Социальная история, включая в себя измерения внутреннего мира, позволяет людям «быть самим собой» поверх и вне их одновременной принадлежности к таким коллективным категориям, как класс или гендер. Д-р Сейдман весьма критически отзывается об использовании подобных категорий историками. Но его собственная позиция куда менее гибка или нюансирована. Хорошая социальная история может действительно показать нам, в чем люди прошлого отличались от нас и насколько мы сами от себя отличаемся. Однако Майкл Сейдман, похоже, вознамерился ограничить их (и нас) своими собственными узкими и стандартизированными потребительскими категориями. Его ограниченный и ограничивающий анализ Республиканской Испании 1930-х гг. ничего не говорит нам о ее потенциалах, энергии или мечтах. В противовес грубой и триумфалистской телеологии автора, нам стоит помнить о том, что в прошлом были лучшие черты, чем некоторые из тех, что у нас есть сегодня (4).

Хелен Грэхэм".

Х. Грэхэм, профессор Королевского колледжа Холлоуэй, Лондонский университет, рецензия на книгу: Michael Seidman.
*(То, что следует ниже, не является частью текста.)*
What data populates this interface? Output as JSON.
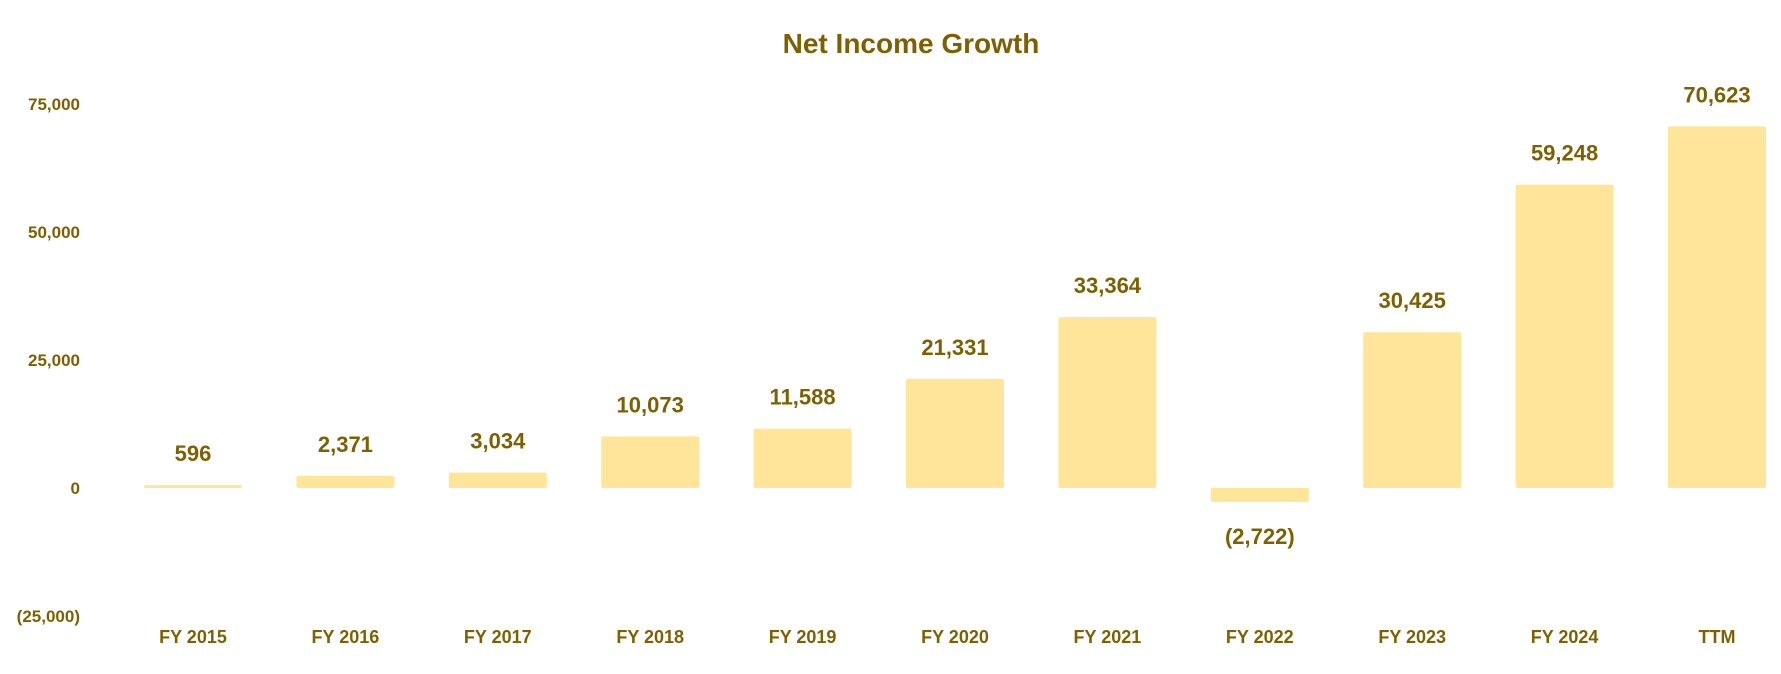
{
  "colors": {
    "bar": "#FFE599",
    "text": "#7F6000",
    "background": "#FFFFFF"
  },
  "chart_data": {
    "type": "bar",
    "title": "Net Income Growth",
    "xlabel": "",
    "ylabel": "",
    "ylim": [
      -25000,
      75000
    ],
    "grid": false,
    "legend": "none",
    "y_ticks": [
      {
        "value": 75000,
        "label": "75,000"
      },
      {
        "value": 50000,
        "label": "50,000"
      },
      {
        "value": 25000,
        "label": "25,000"
      },
      {
        "value": 0,
        "label": "0"
      },
      {
        "value": -25000,
        "label": "(25,000)"
      }
    ],
    "categories": [
      "FY 2015",
      "FY 2016",
      "FY 2017",
      "FY 2018",
      "FY 2019",
      "FY 2020",
      "FY 2021",
      "FY 2022",
      "FY 2023",
      "FY 2024",
      "TTM"
    ],
    "values": [
      596,
      2371,
      3034,
      10073,
      11588,
      21331,
      33364,
      -2722,
      30425,
      59248,
      70623
    ],
    "data_labels": [
      "596",
      "2,371",
      "3,034",
      "10,073",
      "11,588",
      "21,331",
      "33,364",
      "(2,722)",
      "30,425",
      "59,248",
      "70,623"
    ]
  }
}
Republic of Egos. A Social History of the Spanish Civil War, опубликовано: Journal of Spanish Cultural Studies, Vol. 4/2003.

http://muckracker.wordpress.com/hammer/gegen-die-arbeit/

Перевод: КРАС-М.А.Т.

Примечания:

(1) Норман Льюис (1908-2003), британский писатель, автор многочисленных путевых заметок. Его книга  "Голоса со Старого моря" демонстрирует неоколониальную политику США в отношении стран Латинской Америку, проводимую руками "христианских миссионеров".

(2) Говоря о женском движении в Республиканской Испании необходимо также упомянуть радикальную женскую анархо-синдикалистскую организацию "Свободные женщины" ("Mujeres libres"), которая объединяла в ходе войны от 20 до 38 тыс. активисток. "Свободные женщины" справедливо считаются наиболее радикальной из женских организаций Республиканской зоны, считавшей, что революцию нельзя откладывать "до победы". В отличие от других женских организаций, активистки "Свободных женщин" настаивали на немедленном осуществлении принципов "гендерной революции", о которой упоминает Грэхэм. Организация была возрождена в семидесятые годы и продолжает существовать и сегодня. 

(3) Имеется в виду книга Sandie Holguín - "Creating Spaniards. Culture and National Identity in Republican Spain"

(4) Заметим, что само разделение Испании на "две" (Республиканскую и Националистическую) не вполне корректно, т.к. не отражает реальной расстановки политических сил внутри страны. На самом деле, следует различать по меньшей мере "три Испании": консервативно-католическую, "лево"-республиканскую и революционную (прежде всего, анархо-синдикалистскую). Такое разделение помогает лучше понять историю войны и противостояние в "республиканской зоне" между революционными силами и буржуазно-сталинистским блоком.